Maria Aparecida de Morais Silva
Em 1977, ao prefaciar Elegia para uma re(li)gião, o professor Francisco de Oliveira, em sua arguta análise, utiliza o termo nordesterrados com o intuito de revelar não apenas as circunstâncias históricas, geográficas, políticas e sociais da "região" Nordeste, como também para (re)significar a vida cigana de vaivéns constantes de milhares de pessoas que se deslocam, sobretudo, para a "região" Sudeste do país.
Acompanhando a história do desenvolvimento do capitalismo em São Paulo, observa-se que, desde o final da escravidão, houve a presença de trabalhadores migrantes do Nordeste, chamados nacionais, para diferenciá-los dos estrangeiros --italianos, espanhóis, alemães, japoneses, dentre outros.
Enquanto estes últimos eram empregados como colonos nas fazendas cafeeiras, os primeiros desempenhavam as perigosas tarefas de "limpeza" do terreno, isto é, derrubada das matas naturais e matança dos povos indígenas, primeiros habitantes do território paulista.
Assim, se consubstanciou o processo de formação das fazendas cafeeiras nas primeiras décadas do século 20. Na sequência, os nacionais foram contratados como camaradas --trabalhadores avulsos-- que realizavam outros serviços, como roçada de mato, construção de cercas etc.
Com o surgimento das grandes usinas sucroalcooleiras, nos finais de 1950, em virtude do declínio sucessivo das fazendas de café e do colonato, intensifica-se a demanda de força de trabalho, principalmente, para o corte manual da cana de açúcar.

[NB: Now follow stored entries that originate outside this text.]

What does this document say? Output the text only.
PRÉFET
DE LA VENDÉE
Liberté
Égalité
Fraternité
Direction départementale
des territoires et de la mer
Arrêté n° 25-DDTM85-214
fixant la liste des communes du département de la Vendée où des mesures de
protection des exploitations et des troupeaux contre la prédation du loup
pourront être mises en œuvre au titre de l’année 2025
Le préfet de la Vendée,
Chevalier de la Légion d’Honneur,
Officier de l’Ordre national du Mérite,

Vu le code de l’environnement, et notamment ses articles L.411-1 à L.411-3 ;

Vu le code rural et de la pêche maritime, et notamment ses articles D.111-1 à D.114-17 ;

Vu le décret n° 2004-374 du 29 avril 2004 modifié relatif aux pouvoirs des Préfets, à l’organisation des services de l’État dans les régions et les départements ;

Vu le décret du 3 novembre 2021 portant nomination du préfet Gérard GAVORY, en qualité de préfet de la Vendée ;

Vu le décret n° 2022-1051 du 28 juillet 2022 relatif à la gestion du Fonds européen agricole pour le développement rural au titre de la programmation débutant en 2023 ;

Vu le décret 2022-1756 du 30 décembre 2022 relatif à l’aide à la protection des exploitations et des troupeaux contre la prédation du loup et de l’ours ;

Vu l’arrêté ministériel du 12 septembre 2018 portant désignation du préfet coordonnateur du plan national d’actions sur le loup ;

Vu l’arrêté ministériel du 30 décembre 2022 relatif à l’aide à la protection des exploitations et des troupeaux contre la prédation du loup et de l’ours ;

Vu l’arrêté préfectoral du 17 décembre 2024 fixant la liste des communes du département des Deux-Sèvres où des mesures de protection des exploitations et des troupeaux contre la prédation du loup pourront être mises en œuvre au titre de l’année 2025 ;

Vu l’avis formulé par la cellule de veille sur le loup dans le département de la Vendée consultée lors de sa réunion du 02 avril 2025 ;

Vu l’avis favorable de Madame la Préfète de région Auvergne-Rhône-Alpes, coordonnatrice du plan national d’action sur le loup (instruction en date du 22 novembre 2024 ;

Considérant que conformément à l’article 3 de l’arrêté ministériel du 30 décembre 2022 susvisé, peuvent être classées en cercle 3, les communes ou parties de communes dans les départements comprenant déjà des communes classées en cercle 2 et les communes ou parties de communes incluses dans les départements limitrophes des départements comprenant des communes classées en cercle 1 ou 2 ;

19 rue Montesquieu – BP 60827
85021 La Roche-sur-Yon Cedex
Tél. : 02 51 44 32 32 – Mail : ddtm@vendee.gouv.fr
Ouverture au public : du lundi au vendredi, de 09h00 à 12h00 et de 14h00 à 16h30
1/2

A partir de então, milhares de nordestinos, além dos mineiros do Vale do Jequitinhonha, aportam-se aos canaviais paulistas, na condição de migrantes temporários. Após o final da safra, regressam aos seus lugares de origem, para, no ano seguinte, reiniciarem a mesma caminhada.
Esse vaivém de centenas de milhares de pessoas, durante mais de 60 anos, caracteriza-se pelo processo de migrações permanentemente temporárias. São eternos migrantes, ciganos e desterrados.
Nos últimos anos, em razão da intensificação da mecanização do corte da cana, tem havido mudanças dessas rotas migratórias. Quem não consegue trabalho nas usinas paulistas dirige-se a outros Estados ou à construção civil.
Sem sombra de dúvidas, nos períodos de seca agrava-se a situação econômica, mormente, dos camponeses que ainda possuem pequenos lotes de terra no semiárido nordestino. A saída é um verdadeiro êxodo em busca da sobrevivência. No entanto, não é a natureza a responsável pela partida/fuga, e sim as condições históricas e estruturais dessa "região" pobre que alimenta a riqueza da outra "região". Por mais de um século, os severinos aqui chegam e daqui partem.